Most blood lipid panels reviewed by family doctors with patients give information about HDL status through measures of HDL cholesterol, provided in one of the standard units (e.g., mg/dl).

Study after study shows that HDL cholesterol levels, although imprecise, are a much better predictor of cardiovascular disease than LDL or total cholesterol levels. How high should be one’s HDL cholesterol? The answer to this question is somewhat dependent on each individual’s health profile, but most data suggest that a level greater than 60 mg/dl (1.55 mmol/l) is close to optimal for most people.

The figure below (from Eckardstein, 2008; full reference at the end of this post) plots incidence of coronary events in men (on the vertical axis), over a period of 10 years, against HDL cholesterol levels (on the horizontal axis). Note: IFG = impaired fasting glucose. This relationship is similar for women, particularly post-menopausal women. Pre-menopausal women usually have higher HDL cholesterol levels than men, and a low incidence of coronary events.


From the figure above, one can say that a diabetic man with about 55 mg/dl of HDL cholesterol will have approximately the same chance, on average, of having a coronary event (a heart attack) as a man with no risk factors and about 20 mg/dl of HDL cholesterol. That chance will be about 7 percent. With 20 mg/dl of HDL cholesterol, the chance of a diabetic man having a coronary event would approach 50 percent.

We can also conclude from the figure above that a man with no risk factors will have a 5 percent chance of having a coronary event if his HDL cholesterol is about 25 mg/dl; and about 2 percent if his HDL cholesterol is greater than 60 mg/dl. This a 60 percent reduction in risk, a risk that was low to start with because of the absence of risk factors.

HDL cholesterol levels greater than 60 are associated with significantly reduced risks of coronary events, particularly for those with diabetes (the graph does not take diabetes type into consideration). Much higher levels of HDL cholesterol (beyond 60) do not seem to be associated with much lower risk of coronary events.

Conversely, a very low HDL cholesterol level (below 25) is a major risk factor when other risk factors are also present, particularly: diabetes, hypertension (high blood pressure), and familial hypercholesteromia (gene-induced very elevated LDL cholesterol).

It is not yet clear whether HDL cholesterol is a cause of reduced cardiovascular disease, or just a marker of other health factors that lead to reduced risk for cardiovascular disease. Much of the empirical evidence suggests a causal relationship, and if this is the case then it may be a good idea to try to increase HDL levels. Even if HDL cholesterol is just a marker, the same strategy that increases it may also have a positive impact on the real causative factor of which HDL cholesterol is a marker.

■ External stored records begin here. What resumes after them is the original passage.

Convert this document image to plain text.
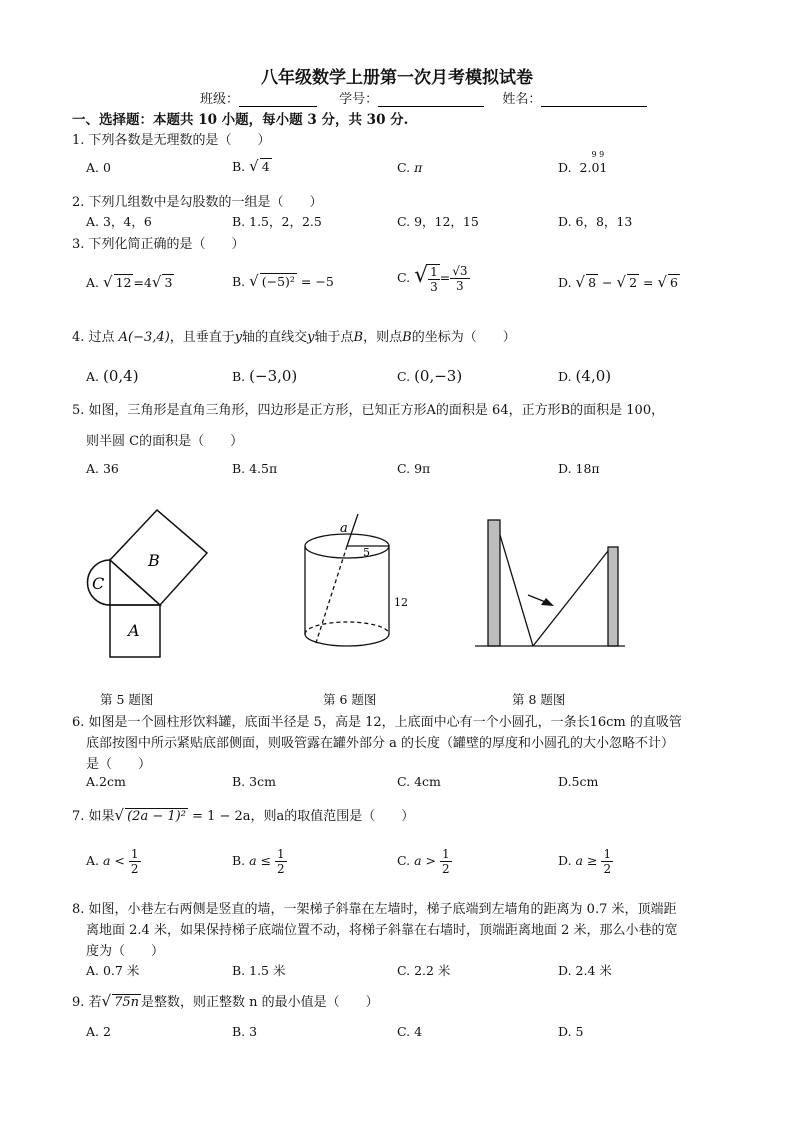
八年级数学上册第一次月考模拟试卷
班级：	学号：	姓名：
一、选择题：本题共 10 小题，每小题 3 分，共 30 分.
1. 下列各数是无理数的是（　　）
A. 0	B. √ 4	C. π	D.
9 9
2.01
2. 下列几组数中是勾股数的一组是（　　）
A. 3，4，6	B. 1.5，2，2.5	C. 9，12，15	D. 6，8，13
3. 下列化简正确的是（　　）
A. √ 12 =4√ 3	B. √ (−5)² = −5	C. √ $\frac{1}{3} = \frac{√3}{3}$	D. √ 8 − √ 2 = √ 6
4. 过点 A(−3,4)，且垂直于y轴的直线交y轴于点B，则点B的坐标为（　　）
A. (0,4)	B. (−3,0)	C. (0,−3)	D. (4,0)
5. 如图，三角形是直角三角形，四边形是正方形，已知正方形A的面积是 64，正方形B的面积是 100，
则半圆 C的面积是（　　）
A. 36	B. 4.5π	C. 9π	D. 18π
B
C
A
第 5 题图
a
5
12
第 6 题图	第 8 题图
6. 如图是一个圆柱形饮料罐，底面半径是 5，高是 12，上底面中心有一个小圆孔，一条长16cm 的直吸管
底部按图中所示紧贴底部侧面，则吸管露在罐外部分 a 的长度（罐壁的厚度和小圆孔的大小忽略不计）
是（　　）
A.2cm	B. 3cm	C. 4cm	D.5cm
7. 如果√ (2a − 1)² = 1 − 2a，则a的取值范围是（　　）
A. $a < \frac{1}{2}$	B. $a \le \frac{1}{2}$	C. $a > \frac{1}{2}$	D. $a \ge \frac{1}{2}$
8. 如图，小巷左右两侧是竖直的墙，一架梯子斜靠在左墙时，梯子底端到左墙角的距离为 0.7 米，顶端距
离地面 2.4 米，如果保持梯子底端位置不动，将梯子斜靠在右墙时，顶端距离地面 2 米，那么小巷的宽
度为（　　）
A. 0.7 米	B. 1.5 米	C. 2.2 米	D. 2.4 米
9. 若√ 75n 是整数，则正整数 n 的最小值是（　　）
A. 2	B. 3	C. 4	D. 5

What can one do to increase his or her HDL cholesterol? One way is to replace refined carbs and sugars with saturated fat and cholesterol in one’s diet. (I know that this sounds counterintuitive, but seems to work.) Another is to increase one’s vitamin D status, through sun exposure or supplementation.

Other therapeutic interventions can also be used to increase HDL; some more natural than others. The figure below (also from Eckardstein, 2008) shows the maximum effects of several therapeutic interventions to increase HDL cholesterol.


Among the therapeutic interventions shown in the figure above, taking nicotinic acid (niacin) in pharmacological doses, of 1 to 3 g per day (higher dosages may be toxic), is by far the most effective way of increasing one’s HDL cholesterol. Only the niacin that causes flush is effective in this respect. No-flush niacin preparations may have some anti-inflammatory effects, but do not cause increases in HDL cholesterol.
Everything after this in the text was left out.